If you're on an iPhone XR, XS, or 11, your phone has a security flaw that Apple can't patch. Researchers at Paradigm Shift published details of the exploit, called "usbliter8," which lives in read-only memory baked into Apple's A12 and A13 chips. Because it's in the hardware itself, no iOS update can reach it. It also affects several iPad models and the Apple Watch Series 4 and 5. For thieves who get hold of one of these devices, the exploit could be the missing piece that lets them bypass the iCloud lock and make a stolen phone fully usable again.
Read More: How to Tell if Your Phone Has Been Hacked
What the exploit does
The flaw lets an attacker who has physical possession of your phone plug it into a specialized USB device while in DFU mode, a recovery state normally used for restoring iPhones, and take control of the startup process before iOS loads. From there, they can get around the security measures that would normally keep a stolen, locked phone from being accessed. It does require the right equipment and hands-on access to your device, which limits the risk for most people going about their daily lives.

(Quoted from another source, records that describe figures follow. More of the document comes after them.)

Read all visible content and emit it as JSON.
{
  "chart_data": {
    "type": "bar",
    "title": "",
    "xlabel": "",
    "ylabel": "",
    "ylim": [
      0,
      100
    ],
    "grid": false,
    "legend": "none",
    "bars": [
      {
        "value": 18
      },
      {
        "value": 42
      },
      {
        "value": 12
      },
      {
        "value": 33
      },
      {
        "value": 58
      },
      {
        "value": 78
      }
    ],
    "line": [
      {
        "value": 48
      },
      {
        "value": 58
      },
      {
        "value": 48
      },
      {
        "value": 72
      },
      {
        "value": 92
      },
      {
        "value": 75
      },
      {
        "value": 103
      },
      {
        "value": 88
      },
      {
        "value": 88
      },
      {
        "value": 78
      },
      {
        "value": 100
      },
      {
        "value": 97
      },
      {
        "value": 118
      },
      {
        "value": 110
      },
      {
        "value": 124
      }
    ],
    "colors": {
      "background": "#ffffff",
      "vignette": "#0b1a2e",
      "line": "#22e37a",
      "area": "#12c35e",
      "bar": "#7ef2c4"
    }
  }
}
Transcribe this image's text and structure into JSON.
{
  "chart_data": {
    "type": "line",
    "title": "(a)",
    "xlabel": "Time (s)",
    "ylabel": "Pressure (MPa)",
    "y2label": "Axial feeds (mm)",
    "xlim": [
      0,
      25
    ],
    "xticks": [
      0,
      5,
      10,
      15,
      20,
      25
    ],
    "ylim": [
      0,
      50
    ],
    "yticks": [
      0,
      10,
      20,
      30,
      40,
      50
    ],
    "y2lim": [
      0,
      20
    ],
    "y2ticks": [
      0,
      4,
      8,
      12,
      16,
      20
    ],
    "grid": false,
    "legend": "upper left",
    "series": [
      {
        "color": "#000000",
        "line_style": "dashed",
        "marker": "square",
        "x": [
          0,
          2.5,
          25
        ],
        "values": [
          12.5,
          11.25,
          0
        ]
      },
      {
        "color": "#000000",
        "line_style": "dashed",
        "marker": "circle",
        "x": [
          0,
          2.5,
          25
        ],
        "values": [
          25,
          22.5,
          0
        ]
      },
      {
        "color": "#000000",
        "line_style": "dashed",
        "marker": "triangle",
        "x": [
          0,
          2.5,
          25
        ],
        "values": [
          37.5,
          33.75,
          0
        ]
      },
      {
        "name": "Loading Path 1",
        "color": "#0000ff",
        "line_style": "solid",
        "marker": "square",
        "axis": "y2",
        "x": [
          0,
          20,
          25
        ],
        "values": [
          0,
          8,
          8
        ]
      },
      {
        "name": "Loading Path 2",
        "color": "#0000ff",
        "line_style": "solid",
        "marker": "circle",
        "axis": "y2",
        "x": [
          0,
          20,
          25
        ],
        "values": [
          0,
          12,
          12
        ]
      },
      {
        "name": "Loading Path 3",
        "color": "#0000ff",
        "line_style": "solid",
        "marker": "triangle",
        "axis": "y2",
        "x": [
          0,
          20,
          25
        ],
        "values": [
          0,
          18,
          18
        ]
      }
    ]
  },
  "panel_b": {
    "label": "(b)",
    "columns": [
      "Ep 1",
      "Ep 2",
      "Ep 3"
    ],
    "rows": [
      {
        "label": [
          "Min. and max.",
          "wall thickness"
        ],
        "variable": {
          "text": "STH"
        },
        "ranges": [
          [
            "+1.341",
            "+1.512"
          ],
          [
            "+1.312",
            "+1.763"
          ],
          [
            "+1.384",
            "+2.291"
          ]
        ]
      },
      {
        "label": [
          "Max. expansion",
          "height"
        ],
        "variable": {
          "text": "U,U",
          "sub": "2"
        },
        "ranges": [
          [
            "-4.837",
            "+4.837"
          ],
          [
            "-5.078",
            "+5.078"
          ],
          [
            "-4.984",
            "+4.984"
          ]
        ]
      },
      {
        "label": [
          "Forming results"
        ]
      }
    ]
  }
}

But stolen iPhones don't just disappear. A lot of people have experienced getting a text weeks after their phone was stolen asking them to remove the iCloud lock, with the phone showing up in a completely different country on Find My. Thieves already ship these devices overseas specifically because there's a market for them, even locked. This exploit gives them a more reliable way to unlock these older models and make them fully resalable. I think that changes how seriously you should think about losing one of these phones.
Which devices are affected and what you can do
The exploit affects iPhones built on Apple's A12 and A13 chips. That covers the iPhone XR, XS, XS Max, 11, 11 Pro, and 11 Pro Max. Several iPad models using the same chips are also affected, along with the Apple Watch Series 4 and 5 and the second-generation Apple TV 4K. The iPhone 12 and anything newer uses different chip architecture and isn't affected by this.
There's no software fix Apple can push for this one. Upgrading to an iPhone 12 or later is your only option if you want to fully address it. If you've been on the fence about moving on from an older model, this is a pretty concrete reason to do it.
In the meantime, keeping Find My enabled and a strong passcode on your device are still your best tools if your phone gets stolen. I hope this kind of flaw stays limited to older hardware and doesn't find its way into newer chips. But it's a good reminder that when your phone gets stolen, it's not just gone. Thieves now have a better shot at unlocking these older models and putting them back on the market.